Discount points - These allow you to lower your interest rate. They are essentially prepaid interest, with each point equaling 1% of the total loan amount. Generally, for each point paid on a 30-year mortgage, the interest rate is reduced by 1/8 (or.125) of a percentage point.

Earnest Money - this is money put down to demonstrate your seriousness about buying a home. It must be substantial enough to demonstrate good faith and is usually between 1-5% of the purchase price (though the amount can vary with local customs and conditions). If your offer is accepted, the earnest money becomes part of your down payment or closing costs. If the offer is rejected, your money is returned to you.

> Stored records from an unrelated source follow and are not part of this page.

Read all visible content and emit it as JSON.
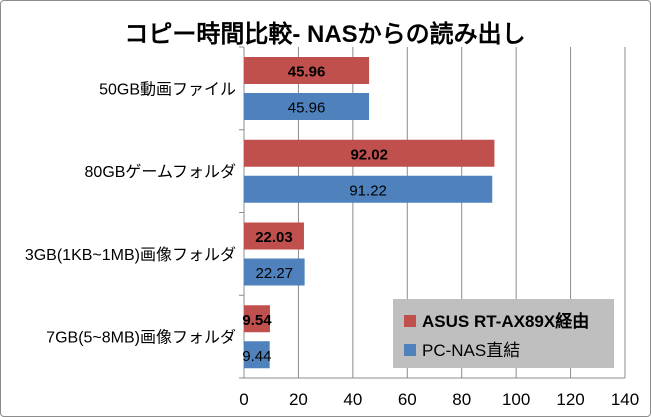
{
  "chart_data": {
    "type": "bar",
    "orientation": "horizontal",
    "title": "コピー時間比較- NASからの読み出し",
    "xlabel": "",
    "ylabel": "",
    "xlim": [
      0,
      140
    ],
    "xticks": [
      0,
      20,
      40,
      60,
      80,
      100,
      120,
      140
    ],
    "grid": true,
    "legend_position": "bottom-right",
    "categories": [
      "50GB動画ファイル",
      "80GBゲームフォルダ",
      "3GB(1KB~1MB)画像フォルダ",
      "7GB(5~8MB)画像フォルダ"
    ],
    "series": [
      {
        "name": "ASUS RT-AX89X経由",
        "color": "#c0504d",
        "label_bold": true,
        "values": [
          45.96,
          92.02,
          22.03,
          9.54
        ]
      },
      {
        "name": "PC-NAS直結",
        "color": "#4f81bd",
        "label_bold": false,
        "values": [
          45.96,
          91.22,
          22.27,
          9.44
        ]
      }
    ],
    "colors": {
      "grid": "#8c8c8c",
      "legend_bg": "#bfbfbf"
    }
  }
}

Escrow Account - established by your lender, an escrow account is a place to set aside a portion of your monthly mortgage payment to cover annual charges for homeowner's insurance, mortgage insurance (if applicable), and property taxes.

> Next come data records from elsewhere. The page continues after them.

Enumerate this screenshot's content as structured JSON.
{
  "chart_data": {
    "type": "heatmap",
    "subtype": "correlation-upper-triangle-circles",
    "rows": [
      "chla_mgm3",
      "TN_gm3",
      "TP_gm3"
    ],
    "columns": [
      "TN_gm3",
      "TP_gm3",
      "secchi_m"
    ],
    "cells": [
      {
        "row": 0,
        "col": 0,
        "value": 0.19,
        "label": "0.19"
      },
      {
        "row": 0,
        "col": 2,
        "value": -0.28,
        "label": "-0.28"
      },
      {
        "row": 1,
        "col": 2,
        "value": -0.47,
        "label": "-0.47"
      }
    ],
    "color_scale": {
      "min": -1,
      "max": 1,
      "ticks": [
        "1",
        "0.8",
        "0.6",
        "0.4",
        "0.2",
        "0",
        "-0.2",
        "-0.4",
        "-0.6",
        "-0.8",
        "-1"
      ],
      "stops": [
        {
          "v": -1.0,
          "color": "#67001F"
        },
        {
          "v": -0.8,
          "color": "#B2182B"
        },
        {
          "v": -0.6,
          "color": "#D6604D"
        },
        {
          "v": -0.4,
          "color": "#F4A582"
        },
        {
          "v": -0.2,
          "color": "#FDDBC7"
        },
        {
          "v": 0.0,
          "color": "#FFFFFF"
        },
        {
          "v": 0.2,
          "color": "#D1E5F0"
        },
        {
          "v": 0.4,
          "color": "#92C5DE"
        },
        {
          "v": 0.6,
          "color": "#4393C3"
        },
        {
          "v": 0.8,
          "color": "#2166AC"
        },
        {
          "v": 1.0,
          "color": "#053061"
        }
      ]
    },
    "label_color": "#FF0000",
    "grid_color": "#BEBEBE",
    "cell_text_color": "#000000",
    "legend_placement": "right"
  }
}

Loan to Value Ratio - The LTV ratio is the amount of money you borrow compared with the price or appraised value of the home you are purchasing. Each loan has a specific LTV limit. For example: with a 95% LTV loan on a home priced at $50,000, you could borrow up to $47,500 (95% of $50,000), and would have to pay $2,500 as a down payment. The LTV ratio reflects the amount of equity borrowers have in their homes. The higher the LTV ratio, the less cash homebuyers are required to pay out of their own funds.

PMI - stands for Private Mortgage insurance. These are privately-owned companies that provide mortgage insurance, offering standard and special affordable programs for borrowers. These companies provide guidelines to lenders that detail the types of loans they will insure. Lenders use these guidelines to determine borrower eligibility.

Pre-approval - a lender's actual commitment to lend to you. It involves assembling certain financial records and going through a preliminary approval process. Pre-approval gives you a definite idea of what you can afford and shows sellers that you are serious about buying.

Pre-qualification - an informal way to see how much you may be able to borrow. Some lenders will "pre-qualify" an individual without paperwork, if they know the individual's income, long-term debts, and how much money is available for a down payment. Pre-qualification helps you arrive at a ballpark figure of the amount you may have available to spend on a house.

RESPA - stands for Real Estate Settlement Procedures Act. It requires lenders to disclose information to potential customers throughout the mortgage process. RESPA mandates that lenders fully inform borrowers about all closing costs, lender servicing and escrow account practices, and business relationships between closing service providers and other parties to the transaction.